Les professionnels qui effectuent un signalement ne peuvent voir leur responsabilité engagée en raison de la dégradation des relations entre les parents et leurs enfants dès lors qu’ils n’ont commis aucune faute. C’est ce qu’a décidé la Cour de cassation dans un récent arrêt.
Dans cette affaire, deux sœurs jumelles originaires d’Ethiopie ont été adoptées à l’âge de 7 ans. A l’adolescence, d’importantes difficultés relationnelles se sont manifestées au sein de la famille. En 2001, une assistante sociale scolaire a effectué un signalement. Un placement et des mesures d’assistance éducative ont été ordonnés par le juge des enfants. Après leur mainlevée, les adolescentes ont refusé de revenir chez leurs parents. Elles ont alors été confiées à une nouvelle structure jusqu’à leur majorité. Les parents ont saisi la justice afin de se voir allouer des dommages et intérêts pour le préjudice moral résultant de leurs difficultés relationnelles avec leurs filles. Ils ont notamment mis en cause la responsabilité de l’assistante sociale scolaire ayant effectué le signalement et celle de l’agent du département de l’Ain chargé de suivre leur dossier.
S’agissant de l’assistante sociale, les Hauts Magistrats relèvent que l’examen des « 193 pièces produites » ne permet pas de caractériser une faute en lien de causalité avec la rupture des relations familiales entre les parents et leurs enfants. En effet, le signalement soulignait l’état inquiétant de détresse psychologique des jeunes filles et la nécessité de les protéger. L’assistante sociale était donc tenue de révéler ces faits en raison de leur gravité aux autorités administratives et judiciaires, seules à même d’apprécier la suite à donner.

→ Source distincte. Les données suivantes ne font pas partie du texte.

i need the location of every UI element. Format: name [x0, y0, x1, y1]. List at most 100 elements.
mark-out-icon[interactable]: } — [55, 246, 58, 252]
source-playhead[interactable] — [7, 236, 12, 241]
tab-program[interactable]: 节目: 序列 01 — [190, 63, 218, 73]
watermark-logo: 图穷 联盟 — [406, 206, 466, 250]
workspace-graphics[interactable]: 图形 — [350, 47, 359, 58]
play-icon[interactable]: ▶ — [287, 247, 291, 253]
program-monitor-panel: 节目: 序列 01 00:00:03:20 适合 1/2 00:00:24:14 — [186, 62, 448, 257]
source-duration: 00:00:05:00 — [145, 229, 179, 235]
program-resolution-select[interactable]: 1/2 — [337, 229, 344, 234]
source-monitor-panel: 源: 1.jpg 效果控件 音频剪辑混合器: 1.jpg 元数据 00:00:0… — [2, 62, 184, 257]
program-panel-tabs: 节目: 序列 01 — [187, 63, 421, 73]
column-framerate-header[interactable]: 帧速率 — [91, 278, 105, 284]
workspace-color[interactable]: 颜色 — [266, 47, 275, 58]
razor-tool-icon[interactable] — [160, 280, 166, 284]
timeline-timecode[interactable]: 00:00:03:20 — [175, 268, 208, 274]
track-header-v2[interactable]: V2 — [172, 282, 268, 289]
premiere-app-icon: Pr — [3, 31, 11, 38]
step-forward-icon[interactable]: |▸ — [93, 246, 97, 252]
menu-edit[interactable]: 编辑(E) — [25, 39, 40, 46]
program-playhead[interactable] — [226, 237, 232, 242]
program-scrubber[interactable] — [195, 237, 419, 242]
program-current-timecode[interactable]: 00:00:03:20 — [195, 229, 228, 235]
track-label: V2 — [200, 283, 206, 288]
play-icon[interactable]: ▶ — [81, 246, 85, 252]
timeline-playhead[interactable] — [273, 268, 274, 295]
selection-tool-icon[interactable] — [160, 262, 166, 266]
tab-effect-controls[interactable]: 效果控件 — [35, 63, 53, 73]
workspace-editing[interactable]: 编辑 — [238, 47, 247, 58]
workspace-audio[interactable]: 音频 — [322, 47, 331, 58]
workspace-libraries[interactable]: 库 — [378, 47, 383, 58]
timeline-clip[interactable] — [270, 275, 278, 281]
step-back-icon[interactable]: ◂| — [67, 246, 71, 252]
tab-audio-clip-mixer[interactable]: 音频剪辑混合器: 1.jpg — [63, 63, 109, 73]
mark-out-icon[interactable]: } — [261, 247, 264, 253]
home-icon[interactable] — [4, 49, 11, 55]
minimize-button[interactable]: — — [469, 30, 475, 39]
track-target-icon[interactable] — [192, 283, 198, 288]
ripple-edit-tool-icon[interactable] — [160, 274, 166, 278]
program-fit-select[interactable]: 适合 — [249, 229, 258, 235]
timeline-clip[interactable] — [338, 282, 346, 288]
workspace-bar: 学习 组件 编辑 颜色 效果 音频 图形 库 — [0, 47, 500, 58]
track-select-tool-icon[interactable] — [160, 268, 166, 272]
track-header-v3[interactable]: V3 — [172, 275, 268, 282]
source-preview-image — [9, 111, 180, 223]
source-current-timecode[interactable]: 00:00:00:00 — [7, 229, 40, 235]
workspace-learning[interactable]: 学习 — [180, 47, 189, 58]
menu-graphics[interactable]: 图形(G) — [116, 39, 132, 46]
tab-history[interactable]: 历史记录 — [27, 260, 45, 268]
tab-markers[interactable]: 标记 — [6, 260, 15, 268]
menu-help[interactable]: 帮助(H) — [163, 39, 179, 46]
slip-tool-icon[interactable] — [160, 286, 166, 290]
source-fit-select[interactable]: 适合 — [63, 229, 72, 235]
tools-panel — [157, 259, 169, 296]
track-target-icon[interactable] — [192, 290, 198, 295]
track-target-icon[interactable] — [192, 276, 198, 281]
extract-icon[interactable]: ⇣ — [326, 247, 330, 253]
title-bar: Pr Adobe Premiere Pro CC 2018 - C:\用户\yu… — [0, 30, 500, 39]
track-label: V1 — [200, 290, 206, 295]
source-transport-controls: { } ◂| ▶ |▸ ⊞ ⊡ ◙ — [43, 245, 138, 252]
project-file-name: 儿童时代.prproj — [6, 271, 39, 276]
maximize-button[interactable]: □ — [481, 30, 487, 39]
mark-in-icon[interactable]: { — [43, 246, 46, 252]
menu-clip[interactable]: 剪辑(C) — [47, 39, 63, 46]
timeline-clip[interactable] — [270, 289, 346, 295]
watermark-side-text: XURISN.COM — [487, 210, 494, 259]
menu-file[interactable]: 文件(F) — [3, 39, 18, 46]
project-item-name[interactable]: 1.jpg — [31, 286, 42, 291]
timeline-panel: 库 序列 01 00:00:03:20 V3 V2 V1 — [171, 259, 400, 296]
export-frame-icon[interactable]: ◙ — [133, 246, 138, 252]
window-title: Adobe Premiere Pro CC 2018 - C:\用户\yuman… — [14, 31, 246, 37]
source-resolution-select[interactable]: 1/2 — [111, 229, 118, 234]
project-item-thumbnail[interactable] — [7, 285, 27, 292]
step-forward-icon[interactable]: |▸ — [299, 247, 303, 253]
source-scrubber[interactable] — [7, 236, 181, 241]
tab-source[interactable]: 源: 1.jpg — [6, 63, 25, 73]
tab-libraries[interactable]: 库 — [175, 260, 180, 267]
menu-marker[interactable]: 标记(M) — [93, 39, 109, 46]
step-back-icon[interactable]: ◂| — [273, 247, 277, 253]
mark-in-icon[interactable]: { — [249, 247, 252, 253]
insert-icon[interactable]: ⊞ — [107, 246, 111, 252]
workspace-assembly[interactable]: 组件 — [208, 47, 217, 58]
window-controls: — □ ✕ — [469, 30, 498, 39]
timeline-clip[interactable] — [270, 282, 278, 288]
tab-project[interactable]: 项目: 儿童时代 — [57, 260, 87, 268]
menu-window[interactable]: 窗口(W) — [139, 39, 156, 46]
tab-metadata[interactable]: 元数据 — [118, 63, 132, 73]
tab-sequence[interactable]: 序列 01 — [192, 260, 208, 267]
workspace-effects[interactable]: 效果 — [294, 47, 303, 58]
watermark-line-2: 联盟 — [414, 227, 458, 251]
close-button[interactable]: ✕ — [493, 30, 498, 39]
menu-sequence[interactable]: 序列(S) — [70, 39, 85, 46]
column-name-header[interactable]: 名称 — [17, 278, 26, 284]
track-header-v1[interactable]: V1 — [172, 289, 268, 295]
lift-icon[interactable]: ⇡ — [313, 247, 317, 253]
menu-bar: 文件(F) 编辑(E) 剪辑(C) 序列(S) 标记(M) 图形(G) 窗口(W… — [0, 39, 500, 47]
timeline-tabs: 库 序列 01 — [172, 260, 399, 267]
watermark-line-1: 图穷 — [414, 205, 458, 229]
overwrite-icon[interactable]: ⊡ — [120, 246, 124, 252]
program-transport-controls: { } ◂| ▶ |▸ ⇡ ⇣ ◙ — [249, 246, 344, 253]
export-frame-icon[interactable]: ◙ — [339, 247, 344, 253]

Pour la Cour de cassation, l’agent du département de l’Ain, au sein de la direction de la prévention et de l’action sociale, n’a quant à lui commis aucune faute personnelle inspirée par une intention de nuire ou pour satisfaire un intérêt personnel étranger au service public ou présentant un caractère d’une extrême gravité. Les juges relèvent que cet agent a agi dans le cadre de ses fonctions sans adopter d’attitude partisane destinée à éloigner les parents des enfants. En effet, est-il rappelé, la décision de placement a été admise par les parents eux-mêmes, qui n’ont pas demandé à reprendre leurs enfants et souhaitaient leur placement en internats séparés. Devant l’intensité du blocage des relations familiales, la suggestion d’un retrait de l’autorité parentale entrait dans la mission de l’agent, à charge pour le juge d’en examiner la pertinence et de rendre une décision susceptible de recours.